Mentor: Dr. Kevin Urdahl, Pediatrics
Project Title: The role of regulatory T cells in Mycobacterium Tuberculosis infection
Abstract: Tuberculosis is a disease that annually kills two million people, predominantly those living in developing countries. Bacillus Calmette-Guerin (BCG), the currently used vaccine against tuberculosis, is not effective in geographical areas with the highest disease burden. The ability of Mycobacterium tuberculosis (Mtb) to establish a persistent infection may depend on a mechanism used by the pathogen to circumvent the natural immune response of the host. Regulatory T cells (Tregs), a subset of Foxp3-expressing CD4 + T cells, provide a “self-check” mechanism to prevent autoimmunity and play an important role in moderating the anti-microbial response of the host. We hypothesize that pathogen-specific regulatory T cells are activated during M. tuberculosis infection and suppress the proinflammatory response of the host that may otherwise be sufficient to clear the infection.
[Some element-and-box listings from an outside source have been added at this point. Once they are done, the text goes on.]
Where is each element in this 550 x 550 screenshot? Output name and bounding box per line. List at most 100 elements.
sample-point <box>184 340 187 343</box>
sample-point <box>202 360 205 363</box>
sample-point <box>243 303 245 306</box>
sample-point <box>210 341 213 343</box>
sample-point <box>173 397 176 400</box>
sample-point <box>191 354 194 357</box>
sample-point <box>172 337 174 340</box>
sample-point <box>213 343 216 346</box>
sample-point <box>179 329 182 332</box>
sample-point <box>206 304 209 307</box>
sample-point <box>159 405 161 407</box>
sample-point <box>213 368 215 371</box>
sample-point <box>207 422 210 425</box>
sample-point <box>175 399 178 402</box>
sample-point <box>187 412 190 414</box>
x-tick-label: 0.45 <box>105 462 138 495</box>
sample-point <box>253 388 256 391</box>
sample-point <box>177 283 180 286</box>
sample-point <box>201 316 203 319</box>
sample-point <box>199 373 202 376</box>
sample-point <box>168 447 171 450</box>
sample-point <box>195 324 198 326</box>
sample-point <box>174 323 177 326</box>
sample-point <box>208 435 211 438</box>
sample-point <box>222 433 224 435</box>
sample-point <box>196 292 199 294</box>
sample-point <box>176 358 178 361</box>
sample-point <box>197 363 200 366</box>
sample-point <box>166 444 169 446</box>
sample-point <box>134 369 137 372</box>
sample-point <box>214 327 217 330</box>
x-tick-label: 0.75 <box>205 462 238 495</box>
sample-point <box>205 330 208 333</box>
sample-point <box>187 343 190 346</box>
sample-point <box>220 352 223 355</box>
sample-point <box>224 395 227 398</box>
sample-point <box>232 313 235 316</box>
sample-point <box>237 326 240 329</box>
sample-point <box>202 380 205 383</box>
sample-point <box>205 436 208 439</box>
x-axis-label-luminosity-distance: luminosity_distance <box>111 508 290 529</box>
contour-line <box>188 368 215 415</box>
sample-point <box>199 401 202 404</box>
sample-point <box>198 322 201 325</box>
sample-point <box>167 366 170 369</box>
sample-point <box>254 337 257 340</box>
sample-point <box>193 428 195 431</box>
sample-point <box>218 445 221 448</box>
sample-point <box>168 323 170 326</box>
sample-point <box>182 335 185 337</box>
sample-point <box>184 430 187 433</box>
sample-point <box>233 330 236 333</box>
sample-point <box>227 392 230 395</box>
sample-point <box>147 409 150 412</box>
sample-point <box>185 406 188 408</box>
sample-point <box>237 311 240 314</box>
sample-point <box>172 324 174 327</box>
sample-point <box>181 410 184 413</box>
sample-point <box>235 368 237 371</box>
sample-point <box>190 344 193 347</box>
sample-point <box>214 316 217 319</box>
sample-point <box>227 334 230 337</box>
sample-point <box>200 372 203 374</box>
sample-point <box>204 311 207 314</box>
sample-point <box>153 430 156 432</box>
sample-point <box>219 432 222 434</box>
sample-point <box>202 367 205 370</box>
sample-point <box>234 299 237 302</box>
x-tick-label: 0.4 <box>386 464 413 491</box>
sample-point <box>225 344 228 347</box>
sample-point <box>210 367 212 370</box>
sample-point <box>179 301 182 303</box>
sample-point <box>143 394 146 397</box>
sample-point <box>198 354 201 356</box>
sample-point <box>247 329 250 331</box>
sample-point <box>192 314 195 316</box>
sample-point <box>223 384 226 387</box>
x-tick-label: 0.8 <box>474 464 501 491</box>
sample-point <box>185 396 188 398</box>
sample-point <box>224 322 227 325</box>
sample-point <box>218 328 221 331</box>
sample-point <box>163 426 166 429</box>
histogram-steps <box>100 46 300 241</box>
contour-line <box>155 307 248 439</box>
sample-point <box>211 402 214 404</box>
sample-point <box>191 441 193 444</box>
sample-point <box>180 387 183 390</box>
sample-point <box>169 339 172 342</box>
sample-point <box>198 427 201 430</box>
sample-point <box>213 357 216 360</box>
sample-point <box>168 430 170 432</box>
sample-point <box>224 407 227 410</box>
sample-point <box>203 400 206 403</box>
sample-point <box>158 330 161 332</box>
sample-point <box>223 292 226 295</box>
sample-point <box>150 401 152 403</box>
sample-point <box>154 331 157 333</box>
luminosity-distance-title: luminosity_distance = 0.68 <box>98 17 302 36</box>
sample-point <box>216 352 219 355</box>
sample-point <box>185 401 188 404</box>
My project focuses on designing an in vitro model to test our hypothesis that Mtb-specific regulatory T cells are induced during tuberculosis. Currently we are using bone-marrow derived dendritic cells (BMDCs) infected with Mtb to compare the proliferative capacity of regulatory T cells isolated from Mtb-infected and uninfected mice. We hypothesize that regulatory T cells from mice with tuberculosis will show high levels of proliferation in response to Mtb antigens presented by infected BMDCs. Using a complementary strategy, we will test whether Tregs from Mtb-infected mice are specific for an immunodominant Mtb-derived antigen using MHC class II tetramers. Understanding the role of Mtb-specific T regs in regulating immunity in tuberculosis has the potential to inform new strategies for designing an effective vaccine, and novel therapies for treating multi-drug resistant tuberculosis.